From Invisible Christians to Gothic Theatre: The Romance of the Millennial in Melanesian Anthropology

Abstract
This paper is a history and textual critique of the anthropology of millennial, pentecostal, and charismatic Christianity in Melanesia located in relation to interpretations of indigenous religiosities worldwide, particularly mainstream Christianity but including cargo cults and millenarianism generally. An important subtext is the correlation between anthropological scholarship and the empirical settings of fieldwork, historicizing ethnographic texts in terms of indigenous actions and desires which subtly helped mould particular representations. Anthropologys major national traditions have been pervasively secular, romantic, and ahistoric. In Melanesia anthropologists essentialized exotic, traditional ritual complexes and mostly elided the less dramatic, mobile religious practices and experiences of the evergrowing majority of Melanesians who appropriated varieties of Christianity to their own ends.
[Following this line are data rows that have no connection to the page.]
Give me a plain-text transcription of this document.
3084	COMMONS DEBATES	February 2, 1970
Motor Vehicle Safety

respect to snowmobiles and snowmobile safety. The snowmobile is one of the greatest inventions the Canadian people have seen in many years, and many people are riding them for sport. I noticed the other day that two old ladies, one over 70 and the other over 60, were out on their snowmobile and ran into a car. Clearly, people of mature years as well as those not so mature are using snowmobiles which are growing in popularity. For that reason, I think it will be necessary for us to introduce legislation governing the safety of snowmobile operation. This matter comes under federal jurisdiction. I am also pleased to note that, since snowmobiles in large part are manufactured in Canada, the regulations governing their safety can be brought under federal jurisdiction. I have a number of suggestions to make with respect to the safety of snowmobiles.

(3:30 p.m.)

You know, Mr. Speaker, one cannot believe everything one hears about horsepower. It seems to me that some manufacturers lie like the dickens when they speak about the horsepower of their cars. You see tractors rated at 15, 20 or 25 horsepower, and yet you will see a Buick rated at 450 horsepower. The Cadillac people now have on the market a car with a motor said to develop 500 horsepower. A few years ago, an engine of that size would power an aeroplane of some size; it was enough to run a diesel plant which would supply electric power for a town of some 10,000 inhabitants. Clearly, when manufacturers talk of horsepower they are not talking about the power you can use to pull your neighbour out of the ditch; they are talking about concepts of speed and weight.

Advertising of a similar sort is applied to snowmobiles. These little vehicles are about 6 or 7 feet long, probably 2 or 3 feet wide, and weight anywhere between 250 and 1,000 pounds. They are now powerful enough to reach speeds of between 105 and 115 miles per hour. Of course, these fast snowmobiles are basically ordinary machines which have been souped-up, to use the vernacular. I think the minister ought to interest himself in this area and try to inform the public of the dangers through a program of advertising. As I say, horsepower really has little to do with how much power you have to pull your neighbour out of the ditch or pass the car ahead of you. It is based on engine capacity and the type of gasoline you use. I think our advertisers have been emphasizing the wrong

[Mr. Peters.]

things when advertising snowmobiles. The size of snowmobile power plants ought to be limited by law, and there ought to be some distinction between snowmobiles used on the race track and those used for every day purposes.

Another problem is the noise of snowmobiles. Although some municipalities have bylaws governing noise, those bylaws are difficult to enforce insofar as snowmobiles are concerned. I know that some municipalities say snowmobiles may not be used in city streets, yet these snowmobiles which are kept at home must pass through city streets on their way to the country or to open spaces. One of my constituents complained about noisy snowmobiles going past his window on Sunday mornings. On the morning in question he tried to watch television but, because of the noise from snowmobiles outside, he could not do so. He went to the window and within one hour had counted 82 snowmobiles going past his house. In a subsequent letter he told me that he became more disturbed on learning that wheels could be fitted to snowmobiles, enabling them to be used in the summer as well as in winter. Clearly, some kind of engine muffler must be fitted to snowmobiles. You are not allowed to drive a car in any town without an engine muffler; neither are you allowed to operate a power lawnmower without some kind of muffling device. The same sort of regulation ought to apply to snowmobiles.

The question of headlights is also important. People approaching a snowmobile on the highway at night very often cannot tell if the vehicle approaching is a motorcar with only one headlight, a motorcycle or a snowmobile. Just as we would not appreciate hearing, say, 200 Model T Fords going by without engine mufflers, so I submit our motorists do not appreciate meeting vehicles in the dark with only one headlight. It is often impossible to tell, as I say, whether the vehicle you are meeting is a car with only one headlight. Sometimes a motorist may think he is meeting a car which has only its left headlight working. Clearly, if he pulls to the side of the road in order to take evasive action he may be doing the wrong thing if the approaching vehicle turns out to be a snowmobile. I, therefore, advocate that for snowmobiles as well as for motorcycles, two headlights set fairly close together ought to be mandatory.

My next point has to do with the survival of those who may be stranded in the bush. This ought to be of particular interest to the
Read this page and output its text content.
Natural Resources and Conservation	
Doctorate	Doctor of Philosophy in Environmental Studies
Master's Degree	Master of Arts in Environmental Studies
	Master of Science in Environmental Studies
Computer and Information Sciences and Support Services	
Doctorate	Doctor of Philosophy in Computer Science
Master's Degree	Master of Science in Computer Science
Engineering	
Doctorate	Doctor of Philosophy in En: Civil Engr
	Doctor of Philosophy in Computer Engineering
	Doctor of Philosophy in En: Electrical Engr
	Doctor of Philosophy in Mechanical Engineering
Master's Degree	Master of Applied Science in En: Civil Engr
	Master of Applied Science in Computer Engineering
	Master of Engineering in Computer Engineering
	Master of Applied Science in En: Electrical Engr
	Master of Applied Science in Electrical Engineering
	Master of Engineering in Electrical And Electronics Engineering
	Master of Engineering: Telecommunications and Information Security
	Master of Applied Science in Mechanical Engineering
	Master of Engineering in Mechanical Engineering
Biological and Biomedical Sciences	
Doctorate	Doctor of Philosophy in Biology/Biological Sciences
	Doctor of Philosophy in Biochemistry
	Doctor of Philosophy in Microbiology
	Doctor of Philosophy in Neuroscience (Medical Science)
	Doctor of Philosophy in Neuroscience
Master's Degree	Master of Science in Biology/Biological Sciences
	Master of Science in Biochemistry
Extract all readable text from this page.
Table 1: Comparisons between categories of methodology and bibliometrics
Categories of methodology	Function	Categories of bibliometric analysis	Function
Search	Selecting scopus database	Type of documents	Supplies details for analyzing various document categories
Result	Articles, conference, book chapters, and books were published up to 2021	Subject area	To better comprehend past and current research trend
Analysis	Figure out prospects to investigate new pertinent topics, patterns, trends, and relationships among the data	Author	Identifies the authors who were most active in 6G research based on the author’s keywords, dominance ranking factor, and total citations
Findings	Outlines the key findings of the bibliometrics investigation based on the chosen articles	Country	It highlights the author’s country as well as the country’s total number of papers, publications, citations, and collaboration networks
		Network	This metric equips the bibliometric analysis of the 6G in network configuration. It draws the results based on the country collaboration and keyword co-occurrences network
Only recently has mainstream Melanesian Christianity become a proper topic for ethnography, often in conjunction with a prolific literature on the politics of tradition. Emblematic of the extent to which anthropologists are shifting Christianity from outside to within Melanesian religiosity is an emergent ethnographic focus on burgeoning pentecostal, charismatic, and millennial Christianity. Such movements may better cater to the disciplines expertise in exotic ritualizing than the seeming mundanity of mainstream Christian practices, but there is also powerful indigenous impetus in anthropologys romance with the millennial.